Most of “The Fund” doesn’t feel like a book about finance. Instead, it is about how a man of surpassing mediocrity used money to control and humiliate, and how much people abased themselves for it. Which, come to think of it, makes it one of the better books ever written about Wall Street.
The early chapters cover Dalio’s rise from middle-class striver to captain of finance, a journey begun, in time-honored fashion, by caddying at the local golf club. The links proved an excellent place to cultivate a talent for sycophancy, and Dalio was taken under the wing of a well-connected family. After business school and gaining visibility by boldly predicting an impending depression, Dalio eventually got off the ground a fund — Bridgewater — that promised to invest clients’ money safely.

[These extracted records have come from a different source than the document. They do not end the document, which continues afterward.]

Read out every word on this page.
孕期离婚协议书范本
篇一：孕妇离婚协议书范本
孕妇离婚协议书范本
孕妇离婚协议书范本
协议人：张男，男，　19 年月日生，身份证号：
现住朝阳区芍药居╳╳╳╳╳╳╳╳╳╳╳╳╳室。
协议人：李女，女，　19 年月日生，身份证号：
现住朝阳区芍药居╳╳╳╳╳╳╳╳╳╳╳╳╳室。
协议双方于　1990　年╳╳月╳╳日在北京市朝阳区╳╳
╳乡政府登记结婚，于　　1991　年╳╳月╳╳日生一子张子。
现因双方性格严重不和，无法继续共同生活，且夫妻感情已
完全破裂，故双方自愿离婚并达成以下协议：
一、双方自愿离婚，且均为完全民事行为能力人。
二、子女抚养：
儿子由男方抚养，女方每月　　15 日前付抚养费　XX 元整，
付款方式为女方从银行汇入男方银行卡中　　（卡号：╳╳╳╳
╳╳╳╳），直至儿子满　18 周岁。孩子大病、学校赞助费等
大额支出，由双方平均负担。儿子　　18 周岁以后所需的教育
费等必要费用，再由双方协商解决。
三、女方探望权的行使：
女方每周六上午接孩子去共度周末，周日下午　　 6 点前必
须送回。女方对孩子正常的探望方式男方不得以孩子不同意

This looming depression, always imminent, has never come — but by regularly forecasting economic downturns, he has gotten credit for anticipating a few. He had a successful stretch of investing through the 1990s and into the 2000s, and in the wake of the 2008 crash, his hedge fund became the single largest in the world. Thus Dalio was able to turn to his true life’s work: subjecting the 1,600-odd people who worked for him to ever more baroque and dystopic psychological manipulations.
This is roughly where Copeland, now a reporter at The New York Times, jumps in. Some of the Bridgewater panopticon story has been told before, notably by Copeland himself. But even if you think you’ve already heard everything about this crazy hedge fund that videotapes employee interactions so they can critique one another under the flag of “radical transparency,” know this: There is so much more.
To appreciate the full impact of the Connecticut struggle sessions, you’ll need a little bit of jargon: For much of Bridgewater’s history, every employee has received a “baseball card” with ratings of their abilities or character, to which their colleagues contribute. And contributing ratings — or “dots” — is itself a key metric; there are rewards handed out to bullies and informants.
You might think that the result of this system would be a wholesome cycle of self-improvement through honesty and informed introspection. But oddly the outcome is a climate of paranoia and punishment that comes down hardest on the weakest.
There was, for instance, the incident of the wrinkled peas in the cafeteria, in which a written complaint whipped the vegetables into “pristine” shape. There was the time when the parking staff was fired for designing parking passes deemed too big. When Dalio noticed a spill on the floor by his urinal, Copeland writes, he summoned a deputy to investigate.